Many in France and abroad tried to paint the riots resulting from the killing as a problem of migrants occupying too much space in the country. The Guardian even reported that police had called the rioters, most of them young people, as “savage hordes”.
However, a look at similar incidents in the recent future make it clear that systemic racism is the clearest explanation for how the French police killed a boy and then dealt with the aftermath.
This is the third incident where a person was killed by police shooting this year, and there were a record 13 such incidents last year. The Guardian said that most victims of such shootings have been black or Arab since 2017.
An 2020 article in Foreign Policy said that France’s official policy of being ‘colour blind’ was over. It argued that while the country says promotes a uniform frnech identity beyond race, not even collecting race based statistics, the reality is much deeper.
In reality, Arabs and black people get stopped for police checks 20 times more than white people and racial minorities are also heavily represented in jails.
Violence against the racial minorities is also not new. In 1961, French police killed over 100 French Arabs who were protesting in Paris. The event was acknowledged almost 50 years later, but no apology was ever issued.

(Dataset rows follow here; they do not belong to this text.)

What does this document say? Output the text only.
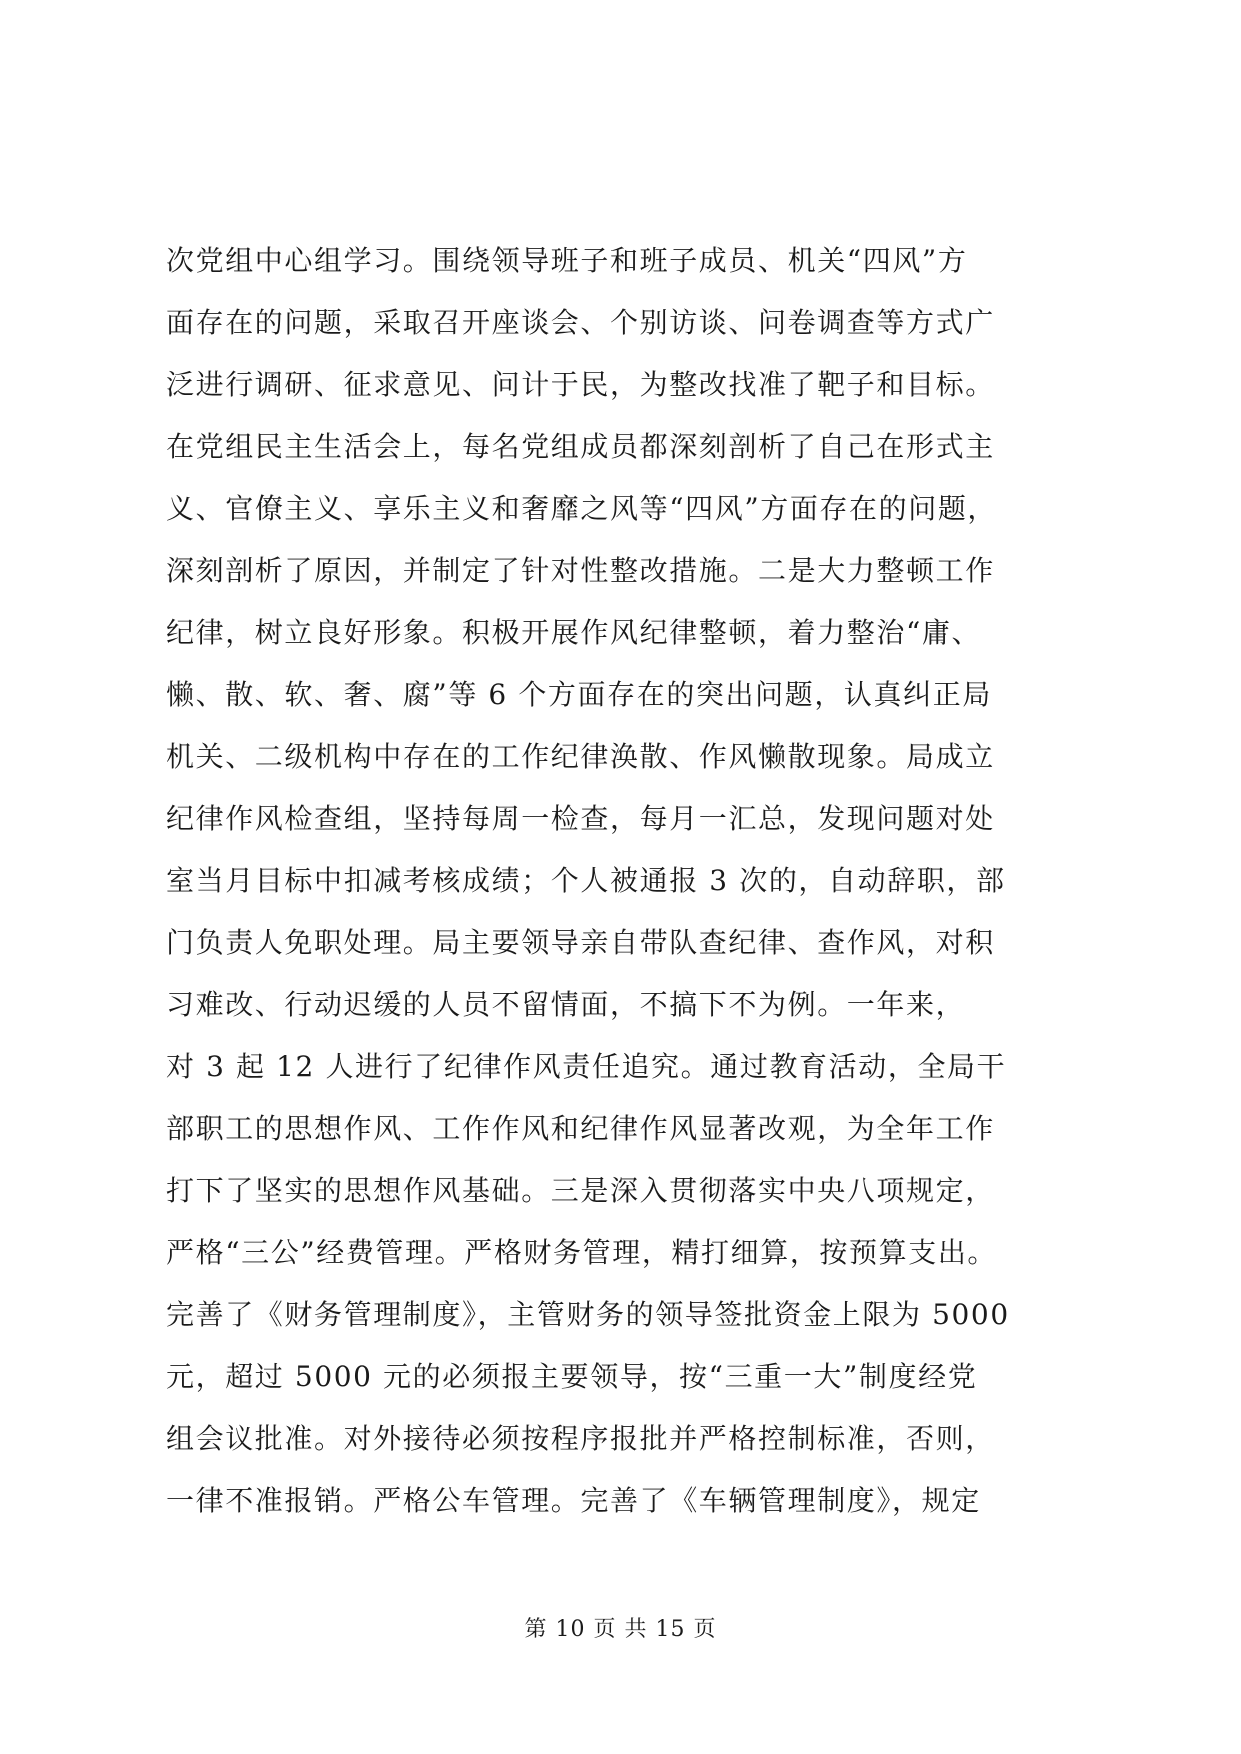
次党组中心组学习。围绕领导班子和班子成员、机关“四风”方
面存在的问题，采取召开座谈会、个别访谈、问卷调查等方式广
泛进行调研、征求意见、问计于民，为整改找准了靶子和目标。
在党组民主生活会上，每名党组成员都深刻剖析了自己在形式主
义、官僚主义、享乐主义和奢靡之风等“四风”方面存在的问题，
深刻剖析了原因，并制定了针对性整改措施。二是大力整顿工作
纪律，树立良好形象。积极开展作风纪律整顿，着力整治“庸、
懒、散、软、奢、腐”等 6 个方面存在的突出问题，认真纠正局
机关、二级机构中存在的工作纪律涣散、作风懒散现象。局成立
纪律作风检查组，坚持每周一检查，每月一汇总，发现问题对处
室当月目标中扣减考核成绩；个人被通报 3 次的，自动辞职，部
门负责人免职处理。局主要领导亲自带队查纪律、查作风，对积
习难改、行动迟缓的人员不留情面，不搞下不为例。一年来，
对 3 起 12 人进行了纪律作风责任追究。通过教育活动，全局干
部职工的思想作风、工作作风和纪律作风显著改观，为全年工作
打下了坚实的思想作风基础。三是深入贯彻落实中央八项规定，
严格“三公”经费管理。严格财务管理，精打细算，按预算支出。
完善了《财务管理制度》，主管财务的领导签批资金上限为 5000
元，超过 5000 元的必须报主要领导，按“三重一大”制度经党
组会议批准。对外接待必须按程序报批并严格控制标准，否则，
一律不准报销。严格公车管理。完善了《车辆管理制度》，规定
第 10 页 共 15 页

How French police treat non-whites has been linked by some writers to its inglorious past of colonialism in places including Haiti, Guadeloupe and Martinique in the Caribbean to Réunion Island in the Indian Ocean, North and West Africa as well as Vietnam, which was built on repression. And that repression has come home as with France’s diversifying population.
“Nahel’s death is not an unsolvable mystery – it was the result of systemic racism,” wrote Crystal M. Fleming, a professor of sociology and Africana studies.
She also added that only “an honest acknowledgement of systemic racism” will end the cycle of violence.